Medical complications arising from an ethanol-disulfiram reaction can include tachycardia, hypotension, and electrocardiographic changes. Fatalities have been reported due to myocardial infarction or cerebrovascular accident.5 As a result, people with a history of severe myocardial disease should generally not be prescribed disulfiram.
Side effects from disulfiram itself include drowsiness, impotence, headache, acne, and a metallic or garlic-like aftertaste. Toxicity can also lead to psychiatric reactions such as increased depression and psychosis, possibly because of the inhibition of dopamine β–hydroxylase.5
Hepatic and neurological reactions are the most commonly reported toxic reactions.19 Disulfiram-induced hepatitis usually occurs within 2 months of initiation of treatment, but may occur up to 6 months after starting disulfiram.20 This form of liver toxicity is believed to be an allergic or hypersensitivity reaction and can lead to hepatic necrosis and death due to liver failure. Some clinicians recommend obtaining liver function tests at regular intervals (e.g., at baseline, 2 weeks, 4 weeks, then monthly for 6 months), although the optimal frequency of testing after week 2 is not well established.
Neurological reactions make up approximately 20% of the overall reported side effects from disulfiram, with the most frequent diagnosis being polyneuropathy. Other important reported adverse neurological effects include optic and peripheral neuritis.19
Disulfiram interacts with a number of medications, primarily by slowing down their metabolism and thus increasing risk of toxicity. These drugs include phenytoin, theophylline, anticoagulant drugs, isoniazid, and amitriptyline.19 Prior to starting treatment with disulfiram, phenytoin serum levels should be obtained and monitored throughout treatment. Dosage of oral anticoagulant drugs such as warfarin should also be monitored carefully.
Naltrexone The most common side effect is nausea, which typically occurs in the first week of treatment. In the largest study of naltrexone published to date, approximately 10% of naltrexone-treated subjects reported this side effect.16 Other side effects include headache, anxiety, dizziness, fatigue, vomiting, and insomnia.16
Elevated liver enzymes have been reported with use,17 so liver function should be monitored in patients receiving this medication.
It is unclear how often liver function tests should be performed. One text18 recommends baseline assessment of liver function, monthly monitoring for 3 months, then testing every 2 to 6 months afterwards if results are normal.
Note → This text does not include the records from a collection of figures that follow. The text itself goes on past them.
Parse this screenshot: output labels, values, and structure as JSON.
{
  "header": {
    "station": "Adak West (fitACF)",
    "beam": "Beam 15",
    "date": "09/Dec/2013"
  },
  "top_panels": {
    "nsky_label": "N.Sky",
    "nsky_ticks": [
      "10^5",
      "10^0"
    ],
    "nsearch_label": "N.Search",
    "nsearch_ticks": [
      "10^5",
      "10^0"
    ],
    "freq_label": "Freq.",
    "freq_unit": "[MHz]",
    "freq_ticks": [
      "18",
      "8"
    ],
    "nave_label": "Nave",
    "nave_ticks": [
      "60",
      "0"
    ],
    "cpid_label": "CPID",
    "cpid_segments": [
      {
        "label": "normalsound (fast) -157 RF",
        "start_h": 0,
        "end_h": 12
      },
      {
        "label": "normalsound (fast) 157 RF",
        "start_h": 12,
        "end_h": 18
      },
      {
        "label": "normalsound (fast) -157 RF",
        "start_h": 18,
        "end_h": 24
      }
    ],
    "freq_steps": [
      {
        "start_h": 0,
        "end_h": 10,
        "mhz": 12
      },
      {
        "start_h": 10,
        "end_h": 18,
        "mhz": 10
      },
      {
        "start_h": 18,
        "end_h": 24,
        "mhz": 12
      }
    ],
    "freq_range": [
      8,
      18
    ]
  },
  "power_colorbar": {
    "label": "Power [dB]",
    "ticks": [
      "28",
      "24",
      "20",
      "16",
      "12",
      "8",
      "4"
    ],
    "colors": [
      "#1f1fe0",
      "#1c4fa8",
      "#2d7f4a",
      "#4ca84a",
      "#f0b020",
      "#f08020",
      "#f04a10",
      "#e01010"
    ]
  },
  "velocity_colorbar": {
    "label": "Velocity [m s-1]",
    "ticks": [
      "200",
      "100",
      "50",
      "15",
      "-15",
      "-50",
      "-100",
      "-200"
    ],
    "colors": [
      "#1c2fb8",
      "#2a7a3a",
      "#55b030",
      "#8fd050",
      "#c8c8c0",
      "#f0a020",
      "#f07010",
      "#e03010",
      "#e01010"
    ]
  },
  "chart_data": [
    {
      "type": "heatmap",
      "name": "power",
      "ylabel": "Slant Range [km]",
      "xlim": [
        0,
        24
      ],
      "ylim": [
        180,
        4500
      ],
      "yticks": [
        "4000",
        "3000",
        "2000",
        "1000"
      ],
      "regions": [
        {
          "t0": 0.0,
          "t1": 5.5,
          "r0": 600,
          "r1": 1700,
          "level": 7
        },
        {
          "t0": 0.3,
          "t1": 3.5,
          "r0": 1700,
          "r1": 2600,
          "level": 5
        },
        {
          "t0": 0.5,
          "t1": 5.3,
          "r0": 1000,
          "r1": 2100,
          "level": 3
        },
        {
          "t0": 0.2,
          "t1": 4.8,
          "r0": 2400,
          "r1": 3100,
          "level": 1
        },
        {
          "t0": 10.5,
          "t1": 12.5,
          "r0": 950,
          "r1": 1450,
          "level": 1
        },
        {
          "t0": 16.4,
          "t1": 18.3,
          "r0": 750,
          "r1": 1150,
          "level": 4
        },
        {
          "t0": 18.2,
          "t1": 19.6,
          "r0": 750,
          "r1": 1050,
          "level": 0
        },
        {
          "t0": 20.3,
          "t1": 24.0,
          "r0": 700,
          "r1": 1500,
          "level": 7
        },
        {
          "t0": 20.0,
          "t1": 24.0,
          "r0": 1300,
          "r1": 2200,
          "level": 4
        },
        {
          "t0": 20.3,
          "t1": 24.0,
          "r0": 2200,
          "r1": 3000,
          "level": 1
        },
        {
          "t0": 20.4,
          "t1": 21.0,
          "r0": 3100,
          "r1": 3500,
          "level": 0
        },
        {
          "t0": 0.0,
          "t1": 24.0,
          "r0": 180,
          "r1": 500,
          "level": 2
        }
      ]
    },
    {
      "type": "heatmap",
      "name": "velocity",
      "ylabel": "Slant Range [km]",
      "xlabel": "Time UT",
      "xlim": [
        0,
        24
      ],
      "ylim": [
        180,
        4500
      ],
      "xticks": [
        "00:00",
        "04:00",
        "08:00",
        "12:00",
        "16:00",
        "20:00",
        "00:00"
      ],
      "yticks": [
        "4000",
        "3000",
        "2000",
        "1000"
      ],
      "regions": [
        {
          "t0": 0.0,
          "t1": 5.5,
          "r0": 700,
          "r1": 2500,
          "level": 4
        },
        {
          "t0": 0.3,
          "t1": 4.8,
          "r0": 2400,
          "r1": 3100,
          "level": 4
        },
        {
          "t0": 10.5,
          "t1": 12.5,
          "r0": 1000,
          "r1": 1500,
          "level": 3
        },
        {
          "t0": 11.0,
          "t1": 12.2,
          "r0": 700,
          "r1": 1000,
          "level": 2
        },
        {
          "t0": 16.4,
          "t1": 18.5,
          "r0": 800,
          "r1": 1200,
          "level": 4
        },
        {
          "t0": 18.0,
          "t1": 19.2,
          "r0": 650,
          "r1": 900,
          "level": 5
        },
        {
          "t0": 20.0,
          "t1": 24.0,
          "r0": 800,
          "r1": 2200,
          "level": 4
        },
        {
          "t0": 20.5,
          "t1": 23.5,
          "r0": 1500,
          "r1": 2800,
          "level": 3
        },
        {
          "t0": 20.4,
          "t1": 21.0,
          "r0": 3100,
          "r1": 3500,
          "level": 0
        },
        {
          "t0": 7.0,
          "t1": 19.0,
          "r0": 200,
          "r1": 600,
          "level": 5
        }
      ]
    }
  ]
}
Other clinical considerations
Disulfiram Individuals with a history of allergy to thiuram derivatives used in rubber vulcanization or pesticides should not be given disulfiram. Caution should also be used with patients suffering from myocardial disease, diabetes mellitus, cirrhosis, hypothyroidism, seizure disorder, or impaired renal function. Finally, patients should not take disulfiram unless they have abstained from alcohol for at least 12 hours.
Naltrexone Although the recommended dosage of naltrexone for alcohol dependence is 50 mg/d, some patients who experience side effects at that dosage may tolerate 25 mg/d, so starting at this lower dose is often advisable. Some researchers are analyzing the effects of higher dosages (e.g., 100 mg/d) because of evidence that higher blood levels of 6-β-naltrexol might improve treatment outcome.9 The optimal dosage of naltrexone for alcohol dependence is currently not settled, however, and may vary among patients.
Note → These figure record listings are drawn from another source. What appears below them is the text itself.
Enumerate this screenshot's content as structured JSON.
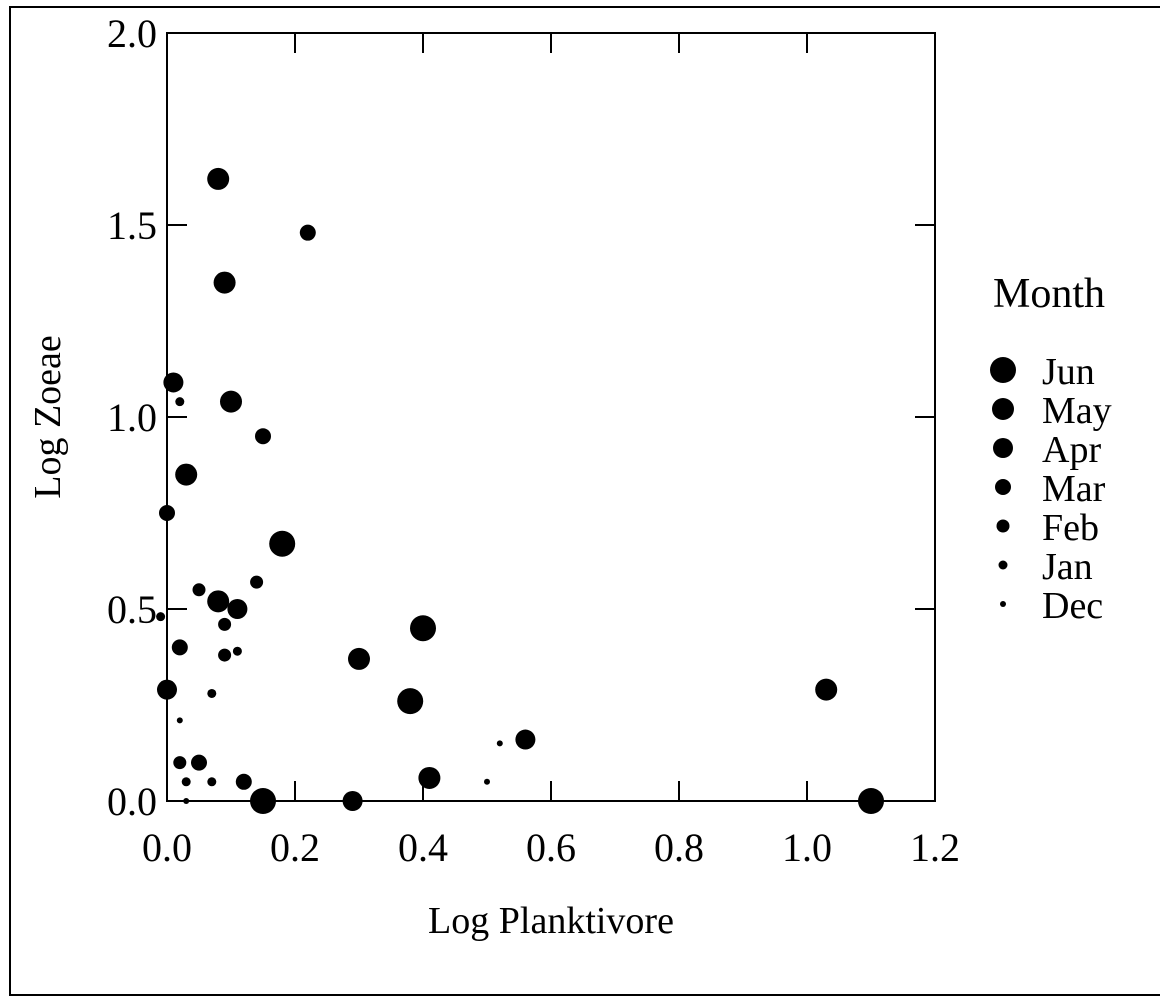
{
  "chart_data": {
    "type": "scatter",
    "title": "",
    "xlabel": "Log Planktivore",
    "ylabel": "Log Zoeae",
    "xlim": [
      0.0,
      1.2
    ],
    "ylim": [
      0.0,
      2.0
    ],
    "x_ticks": [
      "0.0",
      "0.2",
      "0.4",
      "0.6",
      "0.8",
      "1.0",
      "1.2"
    ],
    "y_ticks": [
      "0.0",
      "0.5",
      "1.0",
      "1.5",
      "2.0"
    ],
    "x_tick_values": [
      0.0,
      0.2,
      0.4,
      0.6,
      0.8,
      1.0,
      1.2
    ],
    "y_tick_values": [
      0.0,
      0.5,
      1.0,
      1.5,
      2.0
    ],
    "grid": false,
    "legend": {
      "title": "Month",
      "placement": "right",
      "entries": [
        "Jun",
        "May",
        "Apr",
        "Mar",
        "Feb",
        "Jan",
        "Dec"
      ]
    },
    "points": [
      {
        "x": 0.08,
        "y": 1.62,
        "month": "May"
      },
      {
        "x": 0.22,
        "y": 1.48,
        "month": "Mar"
      },
      {
        "x": 0.09,
        "y": 1.35,
        "month": "May"
      },
      {
        "x": 0.01,
        "y": 1.09,
        "month": "Apr"
      },
      {
        "x": 0.02,
        "y": 1.04,
        "month": "Jan"
      },
      {
        "x": 0.1,
        "y": 1.04,
        "month": "May"
      },
      {
        "x": 0.15,
        "y": 0.95,
        "month": "Mar"
      },
      {
        "x": 0.03,
        "y": 0.85,
        "month": "May"
      },
      {
        "x": 0.0,
        "y": 0.75,
        "month": "Mar"
      },
      {
        "x": 0.18,
        "y": 0.67,
        "month": "Jun"
      },
      {
        "x": 0.14,
        "y": 0.57,
        "month": "Feb"
      },
      {
        "x": 0.05,
        "y": 0.55,
        "month": "Feb"
      },
      {
        "x": 0.08,
        "y": 0.52,
        "month": "May"
      },
      {
        "x": 0.11,
        "y": 0.5,
        "month": "Apr"
      },
      {
        "x": -0.01,
        "y": 0.48,
        "month": "Jan"
      },
      {
        "x": 0.09,
        "y": 0.46,
        "month": "Feb"
      },
      {
        "x": 0.4,
        "y": 0.45,
        "month": "Jun"
      },
      {
        "x": 0.02,
        "y": 0.4,
        "month": "Mar"
      },
      {
        "x": 0.11,
        "y": 0.39,
        "month": "Jan"
      },
      {
        "x": 0.09,
        "y": 0.38,
        "month": "Feb"
      },
      {
        "x": 0.3,
        "y": 0.37,
        "month": "May"
      },
      {
        "x": 0.0,
        "y": 0.29,
        "month": "Apr"
      },
      {
        "x": 1.03,
        "y": 0.29,
        "month": "May"
      },
      {
        "x": 0.07,
        "y": 0.28,
        "month": "Jan"
      },
      {
        "x": 0.38,
        "y": 0.26,
        "month": "Jun"
      },
      {
        "x": 0.02,
        "y": 0.21,
        "month": "Dec"
      },
      {
        "x": 0.52,
        "y": 0.15,
        "month": "Dec"
      },
      {
        "x": 0.56,
        "y": 0.16,
        "month": "Apr"
      },
      {
        "x": 0.02,
        "y": 0.1,
        "month": "Feb"
      },
      {
        "x": 0.05,
        "y": 0.1,
        "month": "Mar"
      },
      {
        "x": 0.12,
        "y": 0.05,
        "month": "Mar"
      },
      {
        "x": 0.03,
        "y": 0.05,
        "month": "Jan"
      },
      {
        "x": 0.07,
        "y": 0.05,
        "month": "Jan"
      },
      {
        "x": 0.41,
        "y": 0.06,
        "month": "May"
      },
      {
        "x": 0.5,
        "y": 0.05,
        "month": "Dec"
      },
      {
        "x": 0.03,
        "y": 0.0,
        "month": "Dec"
      },
      {
        "x": 0.15,
        "y": 0.0,
        "month": "Jun"
      },
      {
        "x": 0.29,
        "y": 0.0,
        "month": "Apr"
      },
      {
        "x": 1.1,
        "y": 0.0,
        "month": "Jun"
      }
    ]
  }
}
Patients should be free of opiates for at least 7 days prior to initiating naltrexone; in the case of methadone, a 10- to 14-day opiate-free interval is prudent. Clinicans should wait approximately 4 days after the patient’s last drink before initiating therapy, since starting naltrexone earlier may lead to more side effects.
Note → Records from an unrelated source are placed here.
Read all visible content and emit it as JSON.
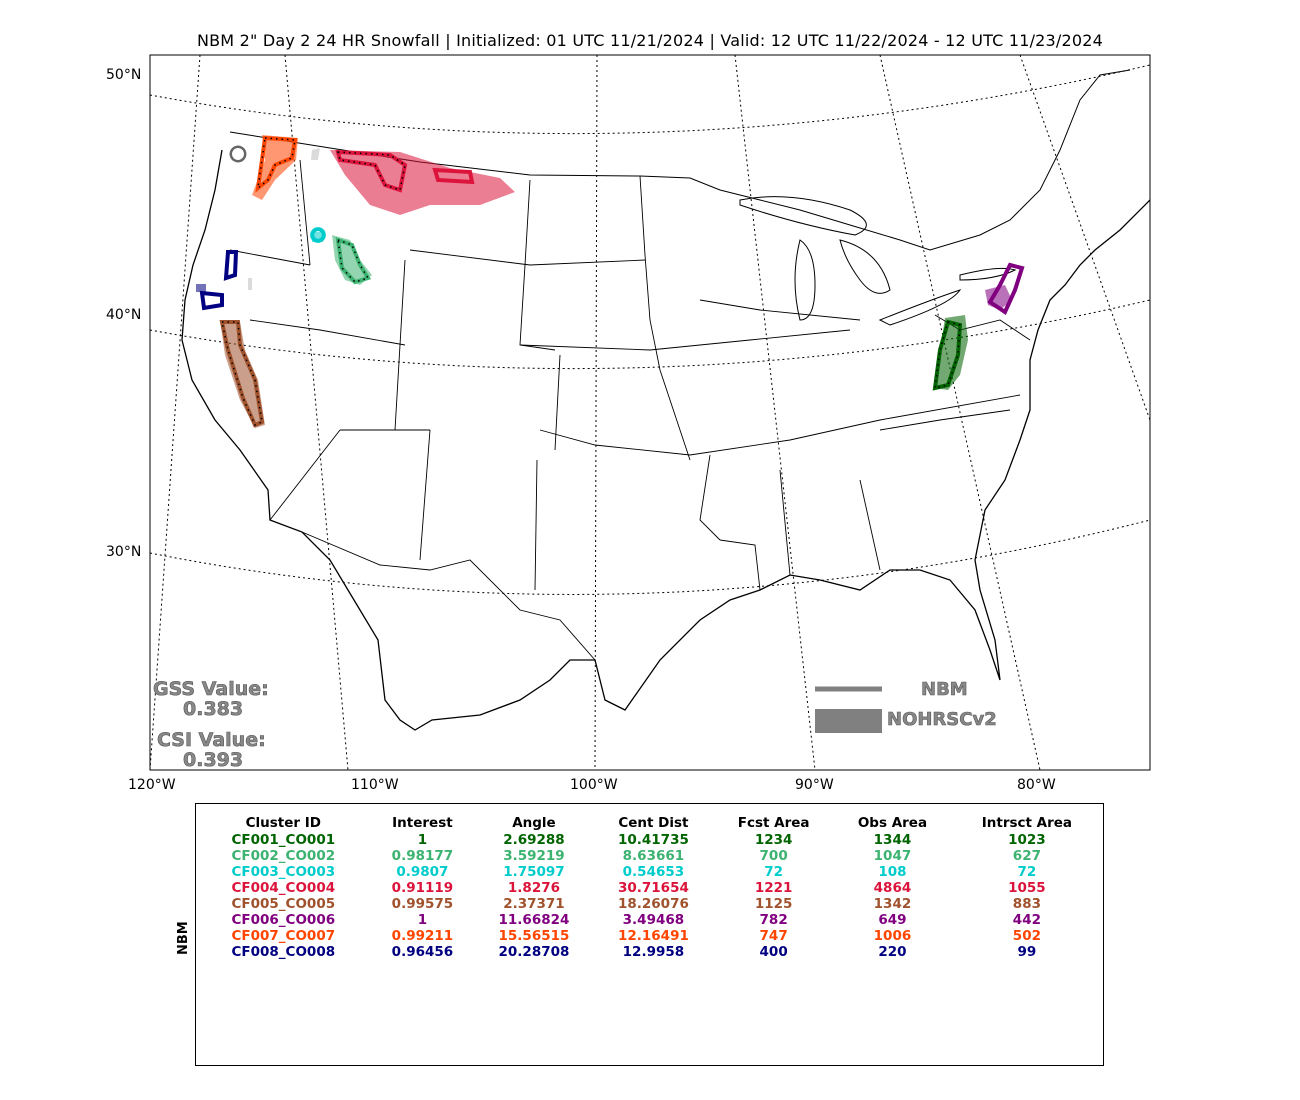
{
  "title": "NBM 2\" Day 2 24 HR Snowfall | Initialized: 01 UTC 11/21/2024 | Valid: 12 UTC 11/22/2024 - 12 UTC 11/23/2024",
  "lat_labels": [
    "50°N",
    "40°N",
    "30°N"
  ],
  "lon_labels": [
    "120°W",
    "110°W",
    "100°W",
    "90°W",
    "80°W"
  ],
  "gss": {
    "label": "GSS Value:",
    "value": "0.383"
  },
  "csi": {
    "label": "CSI Value:",
    "value": "0.393"
  },
  "legend": {
    "forecast": "NBM",
    "observed": "NOHRSCv2"
  },
  "side_label": "NBM",
  "table": {
    "headers": [
      "Cluster ID",
      "Interest",
      "Angle",
      "Cent Dist",
      "Fcst Area",
      "Obs Area",
      "Intrsct Area"
    ],
    "rows": [
      {
        "color": "#006400",
        "cells": [
          "CF001_CO001",
          "1",
          "2.69288",
          "10.41735",
          "1234",
          "1344",
          "1023"
        ]
      },
      {
        "color": "#3cb371",
        "cells": [
          "CF002_CO002",
          "0.98177",
          "3.59219",
          "8.63661",
          "700",
          "1047",
          "627"
        ]
      },
      {
        "color": "#00cccc",
        "cells": [
          "CF003_CO003",
          "0.9807",
          "1.75097",
          "0.54653",
          "72",
          "108",
          "72"
        ]
      },
      {
        "color": "#dc143c",
        "cells": [
          "CF004_CO004",
          "0.91119",
          "1.8276",
          "30.71654",
          "1221",
          "4864",
          "1055"
        ]
      },
      {
        "color": "#a0522d",
        "cells": [
          "CF005_CO005",
          "0.99575",
          "2.37371",
          "18.26076",
          "1125",
          "1342",
          "883"
        ]
      },
      {
        "color": "#800080",
        "cells": [
          "CF006_CO006",
          "1",
          "11.66824",
          "3.49468",
          "782",
          "649",
          "442"
        ]
      },
      {
        "color": "#ff4500",
        "cells": [
          "CF007_CO007",
          "0.99211",
          "15.56515",
          "12.16491",
          "747",
          "1006",
          "502"
        ]
      },
      {
        "color": "#000080",
        "cells": [
          "CF008_CO008",
          "0.96456",
          "20.28708",
          "12.9958",
          "400",
          "220",
          "99"
        ]
      }
    ]
  }
}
Educating patients about both agents
Disulfiram This medication is not to be prescribed lightly; only patients who are fully aware of its potential risks should be taking it. Patients need to be both willing and able to avoid alcohol both in beverage and disguised forms (e.g., alcohol-laced cough syrups).
One useful question to ask patients is, “Can you imagine yourself drinking on disulfiram?” Patients who admit that disulfiram would not deter them from drinking, or who cannot commit to avoiding alcohol in any form, should not use this medication.
Naltrexone Some alcohol-dependent patients are interested in taking naltrexone because they have heard that it may diminish the likelihood of progression from initial drink to full-blown relapse, thus helping them to become controlled drinkers.
Bear in mind that naltrexone does not convert alcohol-dependent individuals into controlled drinkers. Rather, you should tell patients that naltrexone may help them return to abstinence more quickly in the event that they do slip. This statement is consistent with the data about naltrexone and helps to establish and reinforce the goal of abstinence for alcohol-dependent patients.
Which medication for which patient?
When considering which, if either, medication to prescribe for an alcohol-dependent patient, you should initially determine whether contraindications exist. (A rubber allergy would preclude disulfiram, for example.) Then obtain a medical evaluation, including liver function tests, prior to initiating either medication.